An excerpt from Dr. Djinn’s Odd Scholars a forthcoming YA Historical Fantasy by B. Sharise Moore

“Professor Bartholomew Blue: Master Teacher. Elite Conjurer. Ghoul Gatherer. Traveler,” she gasped in her best Jamaican accent. Her lips slipped into a smirk.

He pulled her into a bone crushing embrace. “Wha Gwan?”

She grimaced as he helped her to her feet. “Ok, I suppose,” she smoothed her suit jacket. “That was a helluva demon. Where’d you find it, 18th century?”

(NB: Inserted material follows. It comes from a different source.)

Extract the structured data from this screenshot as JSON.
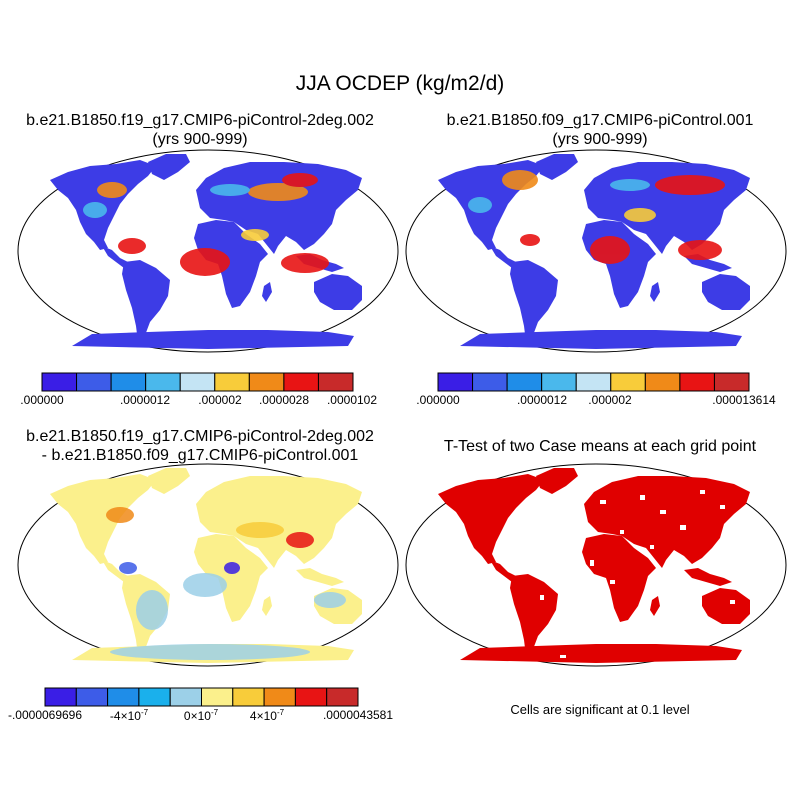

“1776.” He cracked his knuckles and rolled his head from side to side.

“You went home didn’t you? To Kingston.” She crawled toward the ocean and submerged her throbbing hands in saltwater.

“Had to, been too long.” He plod back to the Obeah and climbed aboard.

Her eyelids fluttered as the salt worked its magic. After the pain subsided, she stumbled back to shore. “The more irredeemable the soul, the better the fuel.”

He wiped his brow with the edge of his cape. “Makes sense, all things considered. Wicked energy is potent. Who knew the souls of dead slave owners could propel us through the Time Stitch?”

Her eyes settled on a metallic net stuffed with glowing jars on deck. She rubbed her chin. “Lemme guess, a graveyard dig?”

He threw his shoulder into the hull, pushing the vessel back into the sea. “Best dig in recent memory, Marvellus,” he said in a strained voice.” A cluster of slave masters and their descendants. Found ‘em in Ocho Rios on a hill beside a waterfall.”

“How many?” She raised an eyebrow.

“One hundred fifteen,” he grinned.

“Who was the one we just subdued?” She glanced at the freshly sealed jar dangling from a belt loop on his hip.

“Thomas Thistlewood,” he paused. “A rapist and a mad man.”

“Weren’t they all?”

In a flash, he moored the boat to a newly conjured dock of wood and bone and tossed the bulky net over one of his muscular shoulders. She stared at the jar where the demon glowed from inside. Now and again, a small bolt of electricity would flash as gooey translucent droplets bubbled to its surface. Then, out of nowhere, a tiny handprint appeared, ghostlike. She blinked as the jar thumped against his coal black thigh.

“I never understood why you kept the Soul Jars so close to your person. Drop them all in the net. It’s much safer—”

“There’s this saying about enemies,” he whirled around to face her. “I think you’ve heard it.” He winked, pat the jar with one of his large, dark hands, and trudged ahead with his cumbersome treasure.